Though I’ve taken some flack recently over using Lewis’ ideas to illustrate truths, I must continue to do so despite the acknowledged errors in his theology. Following our Lord Christ’s narrow Way does not demand that we follow Him with narrow minds. I’ve discovered errors in my own understanding of theology, and I expect to do so again, and the only way to continue with that program of self-correction is to keep my mind open to God’s Truth. I will always stand squarely on God’s Word as my exclusive source of eternal Truth, but that does not preclude others’ words opening my eyes to Biblical Truth that I have not yet discovered, or better understanding Truth-related concepts. With that disclaimer, here’s Uncle Jack.
Remember that, as I said, the right direction leads not only to peace but to knowledge. When a man is getting better he understands more and more clearly the evil that is still left in him. When a man is getting worse he understands his own badness less and less. A moderately bad man knows he is not very good: a thoroughly bad man thinks he is all right. This is common sense, really. You understand sleep when you are awake, not while you are sleeping. You can see mistakes in arithmetic when your mind is working properly: while you are making them you cannot see them. You can understand the nature of drunkenness when you are sober, not when you are drunk. Good people know about both good and evil: bad people do not know about either.
Uncle Jack, in his inimitable style, expressed a concept that I call, “Can’t see the forest for the trees.” When you’re in sin, you can’t see it for what it is, rather like magnifying a photograph to the pixel or grain-level, where the colored dots mean nothing to you. If you’re a serious Christ-follower, a similar phenomenon effects your appreciation of your spiritual life; though you hunger and thirst for righteousness, you can often forget how far behind you’ve left your former life of sin.
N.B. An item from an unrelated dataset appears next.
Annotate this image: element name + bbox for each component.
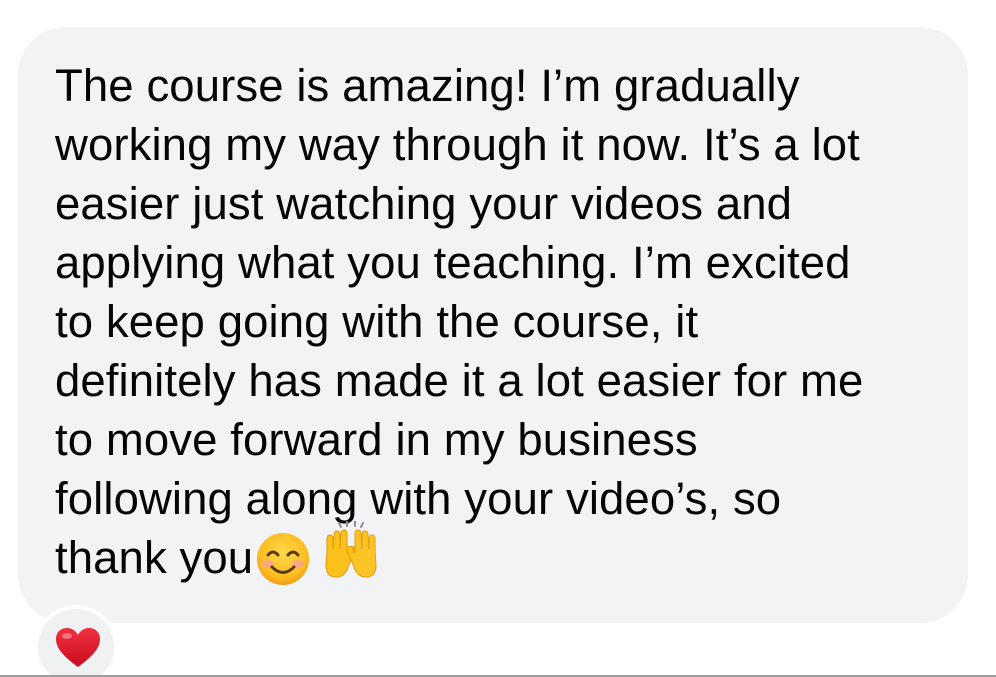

That’s why you need faithful brethren close by to encourage you in those bummer times of forgetfulness, to remind you of who you are now, in Christ Jesus. In case that doesn’t ring a bell, it’s called the Church. Remember the exhortation of Hebrews 10:24-25 And let us consider one another in order to stir up love and good works, not forsaking the assembling of ourselves together, as is the manner of some, but exhorting one another, and so much the more as you see the Day approaching. Everyone will live to see, “The Day,” whether it comes for you alone, or for God’s entire church. So, be ready!